鳴かぬなら、ジッとガマンの女の子 【2】
「えーとね……」
人通りの賑わしい宿場街の雑踏を、慣れぬ足取りでうろつく私は、傍目から見てもさぞや田舎臭いおのぼりサン、いやいや、純朴な世間知らずの令嬢であろう。何せ、わたしの育ったスティギモロクは本当にノンビリした田園地帯だったからね。住んでるのも親切な人ばかりだった。人の心も温かな、おっとりとした地方で人知れず育てられた天真爛漫なプリンセス。うーむ、やっぱり私は天性のヒロインなのかも知れない。
「あ、ここだここだ__」
看板に、目指す宿場の名前を見つけた私は、小ぢんまりした建物の木賃宿を指差した。
定宿、バージェス。
「ゴメン下さい__」
玄関をくぐって店先に入ると、わたしはお客っぽい感じで(どー言う感じだ?)声を掛けた。
「すみませえん、誰か居ませんかあ?」
「ハイハイ、只今ア__」
店先の玄関口に姿を見せた私と余り変らない位の年頃の女の子、多分営業用なんだろうけど、見てて嬉しくなるような笑顔とともに現われると小腰を屈めながら会釈で迎えてくれた。如何にもこういう商売に慣れたような、感じのいい女の子だった。

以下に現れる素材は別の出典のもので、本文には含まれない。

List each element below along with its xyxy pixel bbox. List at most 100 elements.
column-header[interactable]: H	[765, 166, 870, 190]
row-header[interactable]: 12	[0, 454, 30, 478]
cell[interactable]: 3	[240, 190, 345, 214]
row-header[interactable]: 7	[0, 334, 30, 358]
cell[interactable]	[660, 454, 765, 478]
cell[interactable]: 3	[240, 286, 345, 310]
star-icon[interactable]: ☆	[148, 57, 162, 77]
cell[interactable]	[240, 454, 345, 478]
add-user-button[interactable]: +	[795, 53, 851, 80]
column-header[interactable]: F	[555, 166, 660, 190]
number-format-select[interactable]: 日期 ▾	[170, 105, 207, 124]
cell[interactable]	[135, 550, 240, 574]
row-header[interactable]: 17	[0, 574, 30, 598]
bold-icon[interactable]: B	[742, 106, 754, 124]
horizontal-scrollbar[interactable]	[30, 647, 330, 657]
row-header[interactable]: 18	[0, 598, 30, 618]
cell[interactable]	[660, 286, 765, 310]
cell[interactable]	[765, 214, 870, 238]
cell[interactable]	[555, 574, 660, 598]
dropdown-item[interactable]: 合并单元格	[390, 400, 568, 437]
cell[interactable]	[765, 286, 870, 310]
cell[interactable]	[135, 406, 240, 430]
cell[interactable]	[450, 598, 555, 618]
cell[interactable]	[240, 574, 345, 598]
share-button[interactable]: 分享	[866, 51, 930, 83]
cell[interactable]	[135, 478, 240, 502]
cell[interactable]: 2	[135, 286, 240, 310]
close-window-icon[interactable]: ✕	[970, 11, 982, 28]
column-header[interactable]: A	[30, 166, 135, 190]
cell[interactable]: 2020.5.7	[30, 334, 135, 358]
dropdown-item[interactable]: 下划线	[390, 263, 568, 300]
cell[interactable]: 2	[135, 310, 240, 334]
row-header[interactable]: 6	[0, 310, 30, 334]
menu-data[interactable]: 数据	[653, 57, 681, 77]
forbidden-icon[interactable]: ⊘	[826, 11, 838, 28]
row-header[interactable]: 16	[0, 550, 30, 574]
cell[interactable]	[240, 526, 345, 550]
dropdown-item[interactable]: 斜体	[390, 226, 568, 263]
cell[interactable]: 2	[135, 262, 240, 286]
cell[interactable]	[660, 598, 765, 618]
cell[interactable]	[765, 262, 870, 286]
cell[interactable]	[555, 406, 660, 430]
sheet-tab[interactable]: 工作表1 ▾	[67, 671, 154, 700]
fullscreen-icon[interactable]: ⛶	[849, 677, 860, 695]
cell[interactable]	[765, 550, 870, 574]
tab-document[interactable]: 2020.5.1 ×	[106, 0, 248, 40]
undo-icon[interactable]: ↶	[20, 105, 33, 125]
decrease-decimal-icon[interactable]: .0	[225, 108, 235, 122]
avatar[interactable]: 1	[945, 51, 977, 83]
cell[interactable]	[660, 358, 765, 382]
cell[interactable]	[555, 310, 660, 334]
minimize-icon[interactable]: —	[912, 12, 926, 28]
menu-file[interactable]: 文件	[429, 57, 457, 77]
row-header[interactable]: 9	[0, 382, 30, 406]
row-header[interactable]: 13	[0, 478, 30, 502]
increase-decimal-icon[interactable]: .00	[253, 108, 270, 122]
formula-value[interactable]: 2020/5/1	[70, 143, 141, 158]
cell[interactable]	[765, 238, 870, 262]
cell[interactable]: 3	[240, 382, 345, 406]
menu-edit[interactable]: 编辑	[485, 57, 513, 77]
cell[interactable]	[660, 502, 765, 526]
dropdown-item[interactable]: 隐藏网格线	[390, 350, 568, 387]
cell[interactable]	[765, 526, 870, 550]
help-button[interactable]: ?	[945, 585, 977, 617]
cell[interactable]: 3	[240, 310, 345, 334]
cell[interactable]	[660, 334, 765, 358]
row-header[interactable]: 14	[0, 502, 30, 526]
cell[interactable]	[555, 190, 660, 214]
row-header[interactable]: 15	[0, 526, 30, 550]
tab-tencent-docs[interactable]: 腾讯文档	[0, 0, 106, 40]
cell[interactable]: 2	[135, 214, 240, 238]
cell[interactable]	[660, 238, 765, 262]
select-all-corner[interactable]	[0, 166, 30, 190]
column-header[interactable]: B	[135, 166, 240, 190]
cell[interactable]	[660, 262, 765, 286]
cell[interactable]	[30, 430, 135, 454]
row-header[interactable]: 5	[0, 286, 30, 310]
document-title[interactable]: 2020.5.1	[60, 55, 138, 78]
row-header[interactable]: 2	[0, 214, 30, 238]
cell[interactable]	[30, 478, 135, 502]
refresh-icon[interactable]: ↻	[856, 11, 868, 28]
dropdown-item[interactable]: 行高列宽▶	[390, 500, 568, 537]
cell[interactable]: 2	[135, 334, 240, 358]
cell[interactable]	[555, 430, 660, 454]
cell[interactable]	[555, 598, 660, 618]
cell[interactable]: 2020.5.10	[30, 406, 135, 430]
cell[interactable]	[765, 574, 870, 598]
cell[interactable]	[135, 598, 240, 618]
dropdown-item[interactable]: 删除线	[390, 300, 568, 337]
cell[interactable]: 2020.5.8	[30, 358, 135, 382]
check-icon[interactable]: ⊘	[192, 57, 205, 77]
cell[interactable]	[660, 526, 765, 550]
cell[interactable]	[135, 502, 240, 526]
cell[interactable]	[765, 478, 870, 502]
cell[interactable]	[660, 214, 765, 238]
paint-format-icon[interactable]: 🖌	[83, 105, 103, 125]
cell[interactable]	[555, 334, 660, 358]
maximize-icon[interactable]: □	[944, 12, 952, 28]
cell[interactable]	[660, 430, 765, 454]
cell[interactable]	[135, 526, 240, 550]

「いらっしゃいませえ、この度は定宿バージェスにおこし頂き誠に有り難う御座いまあす」
「あ、あのお__」
わたしは何て言って良いか判らず、しどろもどろと言葉に詰まって立ち竦んだ。
「__お泊りですか?」
女の子は、まあ商売で客あしらいは仕込まれているんだろうが、催促するような素振りは見せず気の利いた、優しい笑顔で問い掛けてくれた。